Viele Beschäftigte in Minijobs verzichten bewusst auf eigene Beiträge in die gesetzliche Rentenversicherung, um netto etwas mehr Lohn zu erhalten. Die Folge sind geringere Rentenansprüche im Alter und Lücken in der Erwerbsbiografie. Bisher war der Verzicht endgültig: Wer sich von der Rentenversicherungspflicht befreien ließ, konnte diese Entscheidung nicht korrigieren. Nach einer Gesetzesänderung soll sich das zum 1. Juli 2026 ändern. Dann erhalten Millionen geringfügig Beschäftigte eine einmalige Möglichkeit, wieder in das System einzusteigen und damit ihre Ansprüche im Ruhestand zu erhöhen.
Einmaliger Widerruf der Befreiung ab 1. Juli 2026
Kern der Reform ist ein neuer Widerrufstatbestand: Minijobber dürfen eine früher erklärte Befreiung künftig ein einziges Mal aufheben. Laut Bild heißt es bei der Deutschen Rentenversicherung: „Minijobber können eine Befreiung von der Rentenversicherungspflicht künftig einmalig mit Wirkung für die Zukunft widerrufen.“ Damit wird die bisher starre Regelung gelockert.
Der Schritt soll insbesondere jenen helfen, die sich aus kurzfristigen finanziellen Gründen gegen Beiträge entschieden haben, später aber ihre Versorgung im Alter stärken möchten. Die Versicherungspflicht gilt dann wieder wie bei anderen Beschäftigten mit eigenem Beitragsanteil.
Antrag beim Arbeitgeber und Meldung an Minijob-Zentrale
Die praktische Umsetzung ist bewusst einfach gehalten. Wer wieder Beiträge zur Altersversicherung zahlen möchte, stellt einen Antrag direkt beim Arbeitgeber. Nach Angaben aus der Bild genügt dafür eine formlose Mitteilung, etwa schriftlich per Brief oder E-Mail. Der Betrieb übermittelt die Änderung anschließend an die Minijob-Zentrale, welche die Meldedaten für geringfügige Beschäftigungen verwaltet.

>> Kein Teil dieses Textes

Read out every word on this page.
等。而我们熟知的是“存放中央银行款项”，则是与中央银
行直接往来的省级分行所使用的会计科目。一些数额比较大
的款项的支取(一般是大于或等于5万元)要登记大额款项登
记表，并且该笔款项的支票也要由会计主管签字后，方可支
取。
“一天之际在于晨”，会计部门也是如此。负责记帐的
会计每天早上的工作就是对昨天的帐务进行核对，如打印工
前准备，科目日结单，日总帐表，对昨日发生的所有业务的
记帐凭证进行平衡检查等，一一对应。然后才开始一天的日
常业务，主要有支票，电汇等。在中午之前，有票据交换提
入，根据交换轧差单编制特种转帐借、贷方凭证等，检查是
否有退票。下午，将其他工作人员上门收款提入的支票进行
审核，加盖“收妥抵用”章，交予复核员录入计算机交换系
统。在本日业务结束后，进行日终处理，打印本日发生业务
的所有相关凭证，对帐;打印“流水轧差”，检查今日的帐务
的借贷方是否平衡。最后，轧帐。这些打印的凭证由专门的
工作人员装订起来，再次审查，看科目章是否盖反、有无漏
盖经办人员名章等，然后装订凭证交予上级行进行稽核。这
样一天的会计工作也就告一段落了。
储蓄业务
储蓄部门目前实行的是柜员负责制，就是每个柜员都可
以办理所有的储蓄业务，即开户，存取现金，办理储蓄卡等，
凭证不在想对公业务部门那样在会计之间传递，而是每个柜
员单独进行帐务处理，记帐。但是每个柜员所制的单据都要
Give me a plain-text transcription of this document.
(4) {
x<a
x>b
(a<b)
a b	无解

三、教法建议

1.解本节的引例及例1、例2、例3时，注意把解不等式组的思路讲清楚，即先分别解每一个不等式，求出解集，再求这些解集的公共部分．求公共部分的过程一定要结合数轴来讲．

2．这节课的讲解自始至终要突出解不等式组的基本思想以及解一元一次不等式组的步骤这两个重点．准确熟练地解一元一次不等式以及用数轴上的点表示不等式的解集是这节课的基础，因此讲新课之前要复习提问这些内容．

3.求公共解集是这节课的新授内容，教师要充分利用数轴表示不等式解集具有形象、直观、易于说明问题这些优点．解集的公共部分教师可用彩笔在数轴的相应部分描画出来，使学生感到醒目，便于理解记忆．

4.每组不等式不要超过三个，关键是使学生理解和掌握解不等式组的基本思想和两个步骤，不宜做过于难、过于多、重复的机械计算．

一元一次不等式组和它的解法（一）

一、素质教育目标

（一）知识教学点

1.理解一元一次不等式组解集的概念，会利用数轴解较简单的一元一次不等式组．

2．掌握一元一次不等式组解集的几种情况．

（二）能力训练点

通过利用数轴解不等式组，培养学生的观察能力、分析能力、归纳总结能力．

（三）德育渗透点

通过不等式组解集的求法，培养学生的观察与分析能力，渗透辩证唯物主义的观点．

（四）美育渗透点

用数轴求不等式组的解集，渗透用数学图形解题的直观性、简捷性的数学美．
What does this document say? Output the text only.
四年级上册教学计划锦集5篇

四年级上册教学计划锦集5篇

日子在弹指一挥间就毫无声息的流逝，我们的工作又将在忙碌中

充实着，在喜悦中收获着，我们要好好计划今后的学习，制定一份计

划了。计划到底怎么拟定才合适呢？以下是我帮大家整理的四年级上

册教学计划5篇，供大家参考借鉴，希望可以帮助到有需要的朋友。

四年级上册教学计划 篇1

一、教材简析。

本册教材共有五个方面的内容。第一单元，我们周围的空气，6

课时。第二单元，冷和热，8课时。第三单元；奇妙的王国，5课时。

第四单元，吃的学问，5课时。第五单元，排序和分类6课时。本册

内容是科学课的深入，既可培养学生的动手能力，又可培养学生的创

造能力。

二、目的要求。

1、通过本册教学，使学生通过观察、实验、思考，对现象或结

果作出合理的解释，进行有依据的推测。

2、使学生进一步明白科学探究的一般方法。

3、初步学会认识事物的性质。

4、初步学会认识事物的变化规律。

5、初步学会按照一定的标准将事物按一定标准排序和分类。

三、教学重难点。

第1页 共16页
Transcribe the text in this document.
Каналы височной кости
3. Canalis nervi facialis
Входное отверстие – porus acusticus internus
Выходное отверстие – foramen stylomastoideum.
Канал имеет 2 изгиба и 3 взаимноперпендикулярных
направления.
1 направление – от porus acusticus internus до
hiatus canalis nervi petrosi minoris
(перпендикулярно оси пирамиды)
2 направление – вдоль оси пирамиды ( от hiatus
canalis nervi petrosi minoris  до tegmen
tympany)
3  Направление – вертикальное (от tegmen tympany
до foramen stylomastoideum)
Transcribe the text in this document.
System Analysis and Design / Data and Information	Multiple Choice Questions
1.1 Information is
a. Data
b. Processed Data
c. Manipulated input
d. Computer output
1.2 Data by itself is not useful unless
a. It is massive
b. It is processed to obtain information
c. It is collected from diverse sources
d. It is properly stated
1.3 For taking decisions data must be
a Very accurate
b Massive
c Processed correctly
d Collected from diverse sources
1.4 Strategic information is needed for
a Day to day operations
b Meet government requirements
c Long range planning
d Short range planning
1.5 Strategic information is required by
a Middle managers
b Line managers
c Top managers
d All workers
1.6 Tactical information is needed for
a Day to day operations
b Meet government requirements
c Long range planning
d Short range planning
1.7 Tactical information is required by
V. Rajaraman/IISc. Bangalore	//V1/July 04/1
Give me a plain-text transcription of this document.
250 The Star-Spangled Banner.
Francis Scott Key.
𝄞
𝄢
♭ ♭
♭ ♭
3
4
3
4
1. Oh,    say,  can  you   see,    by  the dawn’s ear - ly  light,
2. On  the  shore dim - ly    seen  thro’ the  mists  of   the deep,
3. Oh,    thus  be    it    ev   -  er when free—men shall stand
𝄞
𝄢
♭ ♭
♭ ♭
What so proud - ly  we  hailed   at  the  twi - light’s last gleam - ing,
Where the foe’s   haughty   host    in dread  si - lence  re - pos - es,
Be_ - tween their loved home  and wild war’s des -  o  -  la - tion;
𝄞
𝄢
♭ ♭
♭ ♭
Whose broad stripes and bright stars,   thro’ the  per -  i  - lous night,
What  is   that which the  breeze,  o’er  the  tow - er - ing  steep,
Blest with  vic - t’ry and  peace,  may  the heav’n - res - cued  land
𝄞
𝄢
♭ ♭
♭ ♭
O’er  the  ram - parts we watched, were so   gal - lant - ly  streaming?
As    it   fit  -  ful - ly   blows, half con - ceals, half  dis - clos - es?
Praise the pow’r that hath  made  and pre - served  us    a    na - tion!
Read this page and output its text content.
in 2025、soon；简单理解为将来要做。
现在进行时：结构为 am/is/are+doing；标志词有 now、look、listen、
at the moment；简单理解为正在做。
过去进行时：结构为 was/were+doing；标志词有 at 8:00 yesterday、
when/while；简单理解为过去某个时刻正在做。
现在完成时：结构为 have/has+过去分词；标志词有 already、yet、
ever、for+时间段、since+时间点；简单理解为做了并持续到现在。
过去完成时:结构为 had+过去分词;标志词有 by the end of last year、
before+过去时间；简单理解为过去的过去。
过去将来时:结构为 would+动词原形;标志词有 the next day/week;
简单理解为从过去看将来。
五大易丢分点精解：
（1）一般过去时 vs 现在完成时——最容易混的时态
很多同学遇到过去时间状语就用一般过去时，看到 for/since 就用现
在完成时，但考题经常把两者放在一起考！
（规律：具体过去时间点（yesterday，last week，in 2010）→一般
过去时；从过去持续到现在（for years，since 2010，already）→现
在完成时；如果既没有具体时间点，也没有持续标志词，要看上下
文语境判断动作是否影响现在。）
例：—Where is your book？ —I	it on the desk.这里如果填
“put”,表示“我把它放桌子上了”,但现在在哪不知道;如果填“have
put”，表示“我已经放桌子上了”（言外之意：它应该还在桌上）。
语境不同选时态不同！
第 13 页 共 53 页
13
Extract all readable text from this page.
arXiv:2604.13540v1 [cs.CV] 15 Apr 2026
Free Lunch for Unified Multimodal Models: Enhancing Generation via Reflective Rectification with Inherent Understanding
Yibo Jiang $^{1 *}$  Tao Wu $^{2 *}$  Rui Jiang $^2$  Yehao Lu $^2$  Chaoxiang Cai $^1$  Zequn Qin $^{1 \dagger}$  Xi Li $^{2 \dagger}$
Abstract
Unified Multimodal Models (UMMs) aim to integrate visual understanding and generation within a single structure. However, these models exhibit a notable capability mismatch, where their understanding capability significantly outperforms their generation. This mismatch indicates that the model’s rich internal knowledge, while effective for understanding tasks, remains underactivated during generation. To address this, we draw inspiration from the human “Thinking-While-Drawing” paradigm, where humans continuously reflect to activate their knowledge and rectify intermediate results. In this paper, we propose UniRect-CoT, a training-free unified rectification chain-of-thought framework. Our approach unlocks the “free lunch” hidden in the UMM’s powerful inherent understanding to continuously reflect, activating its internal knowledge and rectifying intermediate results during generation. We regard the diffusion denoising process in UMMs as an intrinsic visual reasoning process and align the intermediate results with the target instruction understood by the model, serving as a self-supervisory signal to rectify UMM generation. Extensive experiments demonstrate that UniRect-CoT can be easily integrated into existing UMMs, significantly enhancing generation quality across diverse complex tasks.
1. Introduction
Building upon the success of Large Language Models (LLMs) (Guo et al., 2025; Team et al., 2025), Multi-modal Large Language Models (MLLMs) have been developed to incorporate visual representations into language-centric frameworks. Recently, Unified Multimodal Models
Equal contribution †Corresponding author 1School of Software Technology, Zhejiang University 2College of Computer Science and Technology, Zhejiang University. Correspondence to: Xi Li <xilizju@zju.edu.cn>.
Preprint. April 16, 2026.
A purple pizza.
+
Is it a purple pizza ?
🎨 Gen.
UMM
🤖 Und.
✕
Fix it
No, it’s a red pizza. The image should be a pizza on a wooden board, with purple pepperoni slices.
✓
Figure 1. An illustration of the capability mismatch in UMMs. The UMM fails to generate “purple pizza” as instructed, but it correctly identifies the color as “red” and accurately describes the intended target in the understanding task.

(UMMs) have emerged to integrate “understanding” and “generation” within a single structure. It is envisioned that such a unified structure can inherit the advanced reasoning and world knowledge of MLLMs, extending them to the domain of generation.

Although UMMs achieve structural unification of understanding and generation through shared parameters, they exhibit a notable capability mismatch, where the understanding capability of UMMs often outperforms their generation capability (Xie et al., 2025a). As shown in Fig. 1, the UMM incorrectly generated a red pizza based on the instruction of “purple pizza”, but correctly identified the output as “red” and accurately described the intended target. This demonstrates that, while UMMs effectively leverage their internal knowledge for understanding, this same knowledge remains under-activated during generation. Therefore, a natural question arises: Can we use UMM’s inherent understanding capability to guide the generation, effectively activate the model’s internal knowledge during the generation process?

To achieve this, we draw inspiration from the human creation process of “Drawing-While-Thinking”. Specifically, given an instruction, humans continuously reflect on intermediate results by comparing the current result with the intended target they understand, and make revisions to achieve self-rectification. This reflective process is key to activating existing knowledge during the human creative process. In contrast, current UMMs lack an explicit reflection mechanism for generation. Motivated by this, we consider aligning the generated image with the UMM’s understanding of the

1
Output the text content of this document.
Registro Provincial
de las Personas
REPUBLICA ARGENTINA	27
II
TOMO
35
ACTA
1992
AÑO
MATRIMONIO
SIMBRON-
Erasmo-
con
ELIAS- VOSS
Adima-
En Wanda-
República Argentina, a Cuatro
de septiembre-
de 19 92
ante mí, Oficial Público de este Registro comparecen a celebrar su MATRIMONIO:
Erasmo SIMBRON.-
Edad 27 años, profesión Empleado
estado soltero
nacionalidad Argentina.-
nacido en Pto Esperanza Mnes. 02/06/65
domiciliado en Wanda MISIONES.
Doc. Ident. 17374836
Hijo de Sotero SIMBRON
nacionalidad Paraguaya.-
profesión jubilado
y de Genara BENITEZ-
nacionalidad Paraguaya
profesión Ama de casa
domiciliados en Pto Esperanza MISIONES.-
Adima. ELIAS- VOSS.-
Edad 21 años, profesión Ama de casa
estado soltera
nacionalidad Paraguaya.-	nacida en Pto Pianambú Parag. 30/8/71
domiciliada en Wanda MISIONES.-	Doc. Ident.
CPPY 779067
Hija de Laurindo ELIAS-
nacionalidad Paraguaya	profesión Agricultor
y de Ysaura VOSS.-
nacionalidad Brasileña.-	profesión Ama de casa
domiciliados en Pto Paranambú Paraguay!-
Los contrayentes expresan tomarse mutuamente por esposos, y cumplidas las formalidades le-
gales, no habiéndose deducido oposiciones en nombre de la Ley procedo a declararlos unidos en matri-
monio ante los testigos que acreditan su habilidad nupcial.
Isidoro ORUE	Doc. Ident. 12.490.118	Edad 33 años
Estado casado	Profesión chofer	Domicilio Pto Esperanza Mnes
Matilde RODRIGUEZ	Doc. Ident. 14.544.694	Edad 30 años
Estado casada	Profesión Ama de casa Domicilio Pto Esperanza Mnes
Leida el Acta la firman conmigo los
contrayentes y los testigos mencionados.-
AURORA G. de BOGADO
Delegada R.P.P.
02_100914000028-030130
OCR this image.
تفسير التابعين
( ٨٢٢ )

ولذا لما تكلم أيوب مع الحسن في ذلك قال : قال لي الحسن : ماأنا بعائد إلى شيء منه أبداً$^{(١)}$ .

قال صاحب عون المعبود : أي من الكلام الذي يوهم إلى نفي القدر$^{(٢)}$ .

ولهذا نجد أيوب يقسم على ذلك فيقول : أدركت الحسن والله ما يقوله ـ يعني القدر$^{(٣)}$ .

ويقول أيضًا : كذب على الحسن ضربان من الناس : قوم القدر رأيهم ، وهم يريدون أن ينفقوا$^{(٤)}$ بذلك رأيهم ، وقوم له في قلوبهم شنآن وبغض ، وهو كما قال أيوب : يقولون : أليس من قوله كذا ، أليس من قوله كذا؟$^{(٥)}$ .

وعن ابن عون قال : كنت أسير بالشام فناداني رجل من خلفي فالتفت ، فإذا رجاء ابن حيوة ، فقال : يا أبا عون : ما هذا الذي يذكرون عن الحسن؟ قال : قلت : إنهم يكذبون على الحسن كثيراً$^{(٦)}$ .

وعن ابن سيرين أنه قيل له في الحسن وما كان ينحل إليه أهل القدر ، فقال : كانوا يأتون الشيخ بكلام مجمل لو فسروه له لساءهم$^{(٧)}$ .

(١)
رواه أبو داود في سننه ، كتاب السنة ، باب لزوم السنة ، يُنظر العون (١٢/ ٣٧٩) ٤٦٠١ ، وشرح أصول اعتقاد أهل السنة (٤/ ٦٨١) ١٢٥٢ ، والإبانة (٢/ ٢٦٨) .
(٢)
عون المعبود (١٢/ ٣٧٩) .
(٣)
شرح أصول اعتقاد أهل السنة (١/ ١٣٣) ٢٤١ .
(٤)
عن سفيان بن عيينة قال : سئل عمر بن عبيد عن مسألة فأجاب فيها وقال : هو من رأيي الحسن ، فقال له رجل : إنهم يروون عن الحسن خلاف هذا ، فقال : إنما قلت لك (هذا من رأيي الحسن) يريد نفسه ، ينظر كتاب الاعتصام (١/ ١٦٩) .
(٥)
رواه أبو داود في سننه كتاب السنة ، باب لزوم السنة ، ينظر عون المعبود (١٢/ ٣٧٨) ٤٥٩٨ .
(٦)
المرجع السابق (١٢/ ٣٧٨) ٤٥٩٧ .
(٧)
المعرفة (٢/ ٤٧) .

Wichtig: Ist der Widerruf einmal erklärt und gemeldet, kann er nicht erneut aufgehoben werden. Beschäftigte sollten den Schritt deshalb sorgfältig abwägen und gegebenenfalls eine kostenlose Beratung bei der Deutschen Rentenversicherung nutzen.
Zeitpunkt entscheidend: Wirkung nur für die Zukunft
Die neue Option gilt nicht automatisch ab dem 1. Juli 2026, sondern jeweils ab dem Monat nach Antragstellung. Maßgeblich ist also der Zeitpunkt, zu dem der Arbeitgeber den Wunsch des Minijobbers erhält.
Im Beispiel: Stellt eine Verkäuferin ihren Antrag am 10. Juli 2026, beginnt ihre eigene Beitragszahlung am 1. August 2026. Für davor liegende Monate bleibt es beim bisherigen Status ohne eigenen Beitrag. Nachzahlungen für vergangene Zeiträume sind ausdrücklich ausgeschlossen.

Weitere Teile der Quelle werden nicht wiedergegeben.